How to get out of credit card debt

Because of how costly credit card debt is, it’s best to pay it off as quickly as possible. Even with large amounts of debt, there are a few steps you can take to speed up the process.

Stop using your credit cards

People often stay in debt longer than necessary because they keep using their credit cards. This isn’t a good idea. You’ll be charged interest on those new purchases, and any charges you make will add to your debt.

Don’t use your credit cards while you’re in debt. Take them out of your wallet and remove them from online accounts, so you’re not even tempted to pay with them. Stick to payment methods that won’t cost you interest or add to your debt, like your debit card and cash.

Cut expenses wherever you can

Take some time to look at where you’re spending money every month. For any expenses you don’t need, see if you can cut back or cut them entirely.

Groceries are one of the most common sources of overspending. Lots of people could save an extra $100 to $200 or more just by tightening up their grocery spending. Streaming services are another place you may be able to free up some cash. You don’t need to get rid of all of them. But if you’re currently paying for three or four streaming services, trim it down to one for now.

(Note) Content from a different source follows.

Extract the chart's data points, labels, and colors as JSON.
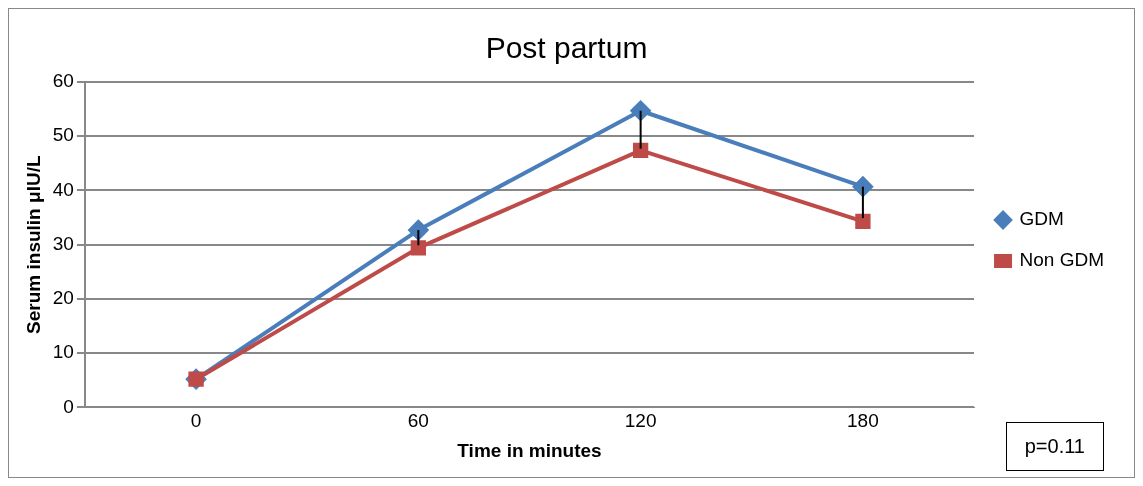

Direct all your extra money toward your credit cards

When you’re in credit card debt, that’s where your extra money should be going. All that money you freed up by cutting back on expenses? Put it toward your credit cards. Earn any extra income from picking up more hours at work? Put it toward your credit cards.

If you’re currently saving or investing any money, redirect most of that to your credit cards. It’s fine to save and invest a little — those are good habits, so it’s good not to completely stop them. But you shouldn’t be putting a large portion of your money into either right now. You’ll get a much better return by paying down credit card debt, since that’s likely costing you 20% or more in annual interest.

Look into debt consolidation loans or balance transfer cards

Depending on your credit score, you may be able to refinance your credit card debt. In general, people with cardholders in the mid-600s or higher can normally qualify for loans or balance transfer cards. Here’s how these work:

Debt consolidation loans: You get a personal loan and use it to pay off your credit card debt. Loans normally have lower interest rates than credit cards, and you’ll have a fixed payment amount and timeframe to pay off your debt this way.Balance transfer credit cards: You open a credit card with a 0% intro APR on balance transfers. For the intro period, which can be 18 months or longer with some cards, you won’t be charged any interest on balances you transfer over.

Both of these options can help you save money on interest and pay off your debt more quickly. Just keep in mind that it’s still important to pay as much as you can toward your debt, even if you refinance it.

A $10,000 credit card balance is a significant amount of debt. But if you work hard on paying it off, you could be debt-free faster than you think. If you pay $500 per month, you’ll be out of debt in 25 months — just over two years. And if you’re able to increase your payment amounts or refinance your debt along the way, you’ll pay it off even sooner.